Donald pulls off the highway and parks outside a low-down roadhouse. Sprigs of holly and Christmas lights strung over the bar. Sutton hasn’t seen Christmas lights since his beloved Dodgers were in Brooklyn. He hasn’t seen any lights other than the prison’s eye-scalding fluorescents and the bare sixty-watt bulb in his cell.
Look, Donald. Lights. You know you’ve been in hell when a string of colored bulbs over a crummy bar looks more beautiful than Luna Park.
Donald jerks his head toward the bartender, a young blond girl wearing a tight paisley blouse and a miniskirt. Speaking of beautiful, Donald says.
Sutton stares. They didn’t have miniskirts when I went away, he says quietly, respectfully.
You’ve come back to a different world, Willie.
Donald orders a Schlitz. Sutton asks for Jameson. The first sip is bliss. The second is a right cross. Sutton swallows the rest in one searing gulp and slaps the bar and asks for another.

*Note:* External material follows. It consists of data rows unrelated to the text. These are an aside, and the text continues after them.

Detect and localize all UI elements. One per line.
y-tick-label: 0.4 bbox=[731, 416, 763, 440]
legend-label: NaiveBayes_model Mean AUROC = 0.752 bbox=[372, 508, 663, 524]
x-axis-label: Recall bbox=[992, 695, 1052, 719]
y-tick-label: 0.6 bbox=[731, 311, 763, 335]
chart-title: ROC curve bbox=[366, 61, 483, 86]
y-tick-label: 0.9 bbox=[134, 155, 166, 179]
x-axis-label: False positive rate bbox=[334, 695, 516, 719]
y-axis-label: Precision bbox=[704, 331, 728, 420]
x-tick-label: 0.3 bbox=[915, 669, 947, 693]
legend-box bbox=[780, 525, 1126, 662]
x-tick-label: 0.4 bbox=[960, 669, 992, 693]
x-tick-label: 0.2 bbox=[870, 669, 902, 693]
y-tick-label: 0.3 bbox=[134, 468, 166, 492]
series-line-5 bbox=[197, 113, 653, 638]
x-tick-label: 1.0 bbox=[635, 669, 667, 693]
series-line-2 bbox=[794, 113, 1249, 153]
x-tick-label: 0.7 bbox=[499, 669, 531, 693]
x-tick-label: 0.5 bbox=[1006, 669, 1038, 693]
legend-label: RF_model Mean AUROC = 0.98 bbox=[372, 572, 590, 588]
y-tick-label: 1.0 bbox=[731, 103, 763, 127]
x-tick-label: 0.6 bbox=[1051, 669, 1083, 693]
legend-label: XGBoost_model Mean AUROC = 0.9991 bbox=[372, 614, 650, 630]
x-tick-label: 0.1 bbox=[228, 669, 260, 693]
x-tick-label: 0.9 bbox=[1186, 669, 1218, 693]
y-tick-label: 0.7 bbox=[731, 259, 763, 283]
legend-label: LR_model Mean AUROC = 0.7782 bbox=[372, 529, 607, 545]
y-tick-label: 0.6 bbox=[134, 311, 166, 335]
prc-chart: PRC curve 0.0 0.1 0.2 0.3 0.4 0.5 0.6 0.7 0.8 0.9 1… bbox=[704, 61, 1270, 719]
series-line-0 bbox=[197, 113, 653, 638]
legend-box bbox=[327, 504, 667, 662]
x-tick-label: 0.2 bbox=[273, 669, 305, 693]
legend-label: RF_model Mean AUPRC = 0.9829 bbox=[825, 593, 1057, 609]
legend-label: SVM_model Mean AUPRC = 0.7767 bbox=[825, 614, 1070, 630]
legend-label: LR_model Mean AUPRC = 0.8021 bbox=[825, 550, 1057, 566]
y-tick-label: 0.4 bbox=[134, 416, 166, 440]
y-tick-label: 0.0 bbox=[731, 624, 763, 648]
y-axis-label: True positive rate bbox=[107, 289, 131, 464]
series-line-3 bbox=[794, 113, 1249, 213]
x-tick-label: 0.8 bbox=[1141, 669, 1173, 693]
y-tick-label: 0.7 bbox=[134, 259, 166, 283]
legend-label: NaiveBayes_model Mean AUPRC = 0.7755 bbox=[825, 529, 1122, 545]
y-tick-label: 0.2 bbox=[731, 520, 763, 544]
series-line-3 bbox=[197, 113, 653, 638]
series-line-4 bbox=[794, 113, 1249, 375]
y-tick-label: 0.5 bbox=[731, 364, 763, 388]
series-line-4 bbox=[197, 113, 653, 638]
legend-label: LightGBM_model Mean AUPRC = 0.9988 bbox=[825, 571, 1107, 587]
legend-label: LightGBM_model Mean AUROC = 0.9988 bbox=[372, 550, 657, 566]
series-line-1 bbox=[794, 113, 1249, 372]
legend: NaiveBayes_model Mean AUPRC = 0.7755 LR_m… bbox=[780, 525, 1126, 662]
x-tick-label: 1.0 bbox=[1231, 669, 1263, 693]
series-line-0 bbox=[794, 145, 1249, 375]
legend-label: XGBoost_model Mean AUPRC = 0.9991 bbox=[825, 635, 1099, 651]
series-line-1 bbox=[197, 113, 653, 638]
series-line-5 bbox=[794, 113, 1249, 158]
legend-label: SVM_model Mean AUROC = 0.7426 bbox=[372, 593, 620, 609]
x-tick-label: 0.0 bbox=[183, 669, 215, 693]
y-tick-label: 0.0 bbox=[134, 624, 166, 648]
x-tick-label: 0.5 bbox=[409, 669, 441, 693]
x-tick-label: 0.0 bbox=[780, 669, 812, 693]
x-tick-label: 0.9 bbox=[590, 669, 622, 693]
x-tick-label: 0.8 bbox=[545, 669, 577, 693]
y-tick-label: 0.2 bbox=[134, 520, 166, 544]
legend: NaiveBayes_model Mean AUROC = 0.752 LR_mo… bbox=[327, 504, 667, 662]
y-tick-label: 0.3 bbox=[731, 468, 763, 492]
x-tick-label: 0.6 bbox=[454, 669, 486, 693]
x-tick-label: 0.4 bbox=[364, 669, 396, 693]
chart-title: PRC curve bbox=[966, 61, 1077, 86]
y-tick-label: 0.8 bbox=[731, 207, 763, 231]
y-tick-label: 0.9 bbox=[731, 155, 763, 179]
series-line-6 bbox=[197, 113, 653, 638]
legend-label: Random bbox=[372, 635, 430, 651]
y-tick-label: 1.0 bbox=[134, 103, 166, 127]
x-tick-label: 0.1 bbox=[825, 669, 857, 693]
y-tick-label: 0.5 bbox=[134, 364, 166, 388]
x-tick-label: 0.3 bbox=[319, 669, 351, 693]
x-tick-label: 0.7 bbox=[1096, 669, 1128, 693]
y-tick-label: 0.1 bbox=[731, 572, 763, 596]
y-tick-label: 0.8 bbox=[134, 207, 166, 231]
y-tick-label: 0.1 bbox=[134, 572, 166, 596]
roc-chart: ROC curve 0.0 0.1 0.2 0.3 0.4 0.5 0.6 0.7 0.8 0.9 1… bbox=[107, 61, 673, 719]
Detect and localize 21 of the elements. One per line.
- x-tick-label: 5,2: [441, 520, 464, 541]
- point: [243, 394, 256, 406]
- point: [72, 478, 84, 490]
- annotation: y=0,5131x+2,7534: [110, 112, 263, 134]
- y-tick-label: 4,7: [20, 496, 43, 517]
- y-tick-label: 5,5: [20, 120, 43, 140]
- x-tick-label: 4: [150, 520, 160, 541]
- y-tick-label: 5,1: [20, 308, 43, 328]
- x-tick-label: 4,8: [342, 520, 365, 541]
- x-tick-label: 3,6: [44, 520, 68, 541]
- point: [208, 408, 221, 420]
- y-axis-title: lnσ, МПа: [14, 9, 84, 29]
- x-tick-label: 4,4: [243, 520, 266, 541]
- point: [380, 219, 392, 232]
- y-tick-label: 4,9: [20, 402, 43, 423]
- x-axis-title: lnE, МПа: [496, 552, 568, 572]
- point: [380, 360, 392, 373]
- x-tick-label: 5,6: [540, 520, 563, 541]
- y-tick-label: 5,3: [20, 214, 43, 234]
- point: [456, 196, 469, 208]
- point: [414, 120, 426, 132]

The TV above the bar is showing the news.
Our top story tonight. Willie the Actor Sutton, the most prolific bank robber in American history, has been released from Attica Correctional Facility. In a surprise move by Governor Nelson Rockefeller …
Sutton stares into the grain of the bar top, thinking: Nelson Rockefeller, son of John D. Rockefeller Jr., grandson of John D. Rockefeller Sr., close friend of—Not yet, he tells himself.
He reaches into his breast pocket, touches the envelope.
Now Sutton’s face appears on the screen. His former face. An old mug shot. No one along the bar recognizes him. Sutton gives Donald a sly smile, a wink. They don’t know me, Donald. I can’t remember the last time I was in a room full of people who didn’t know me. Feels nice.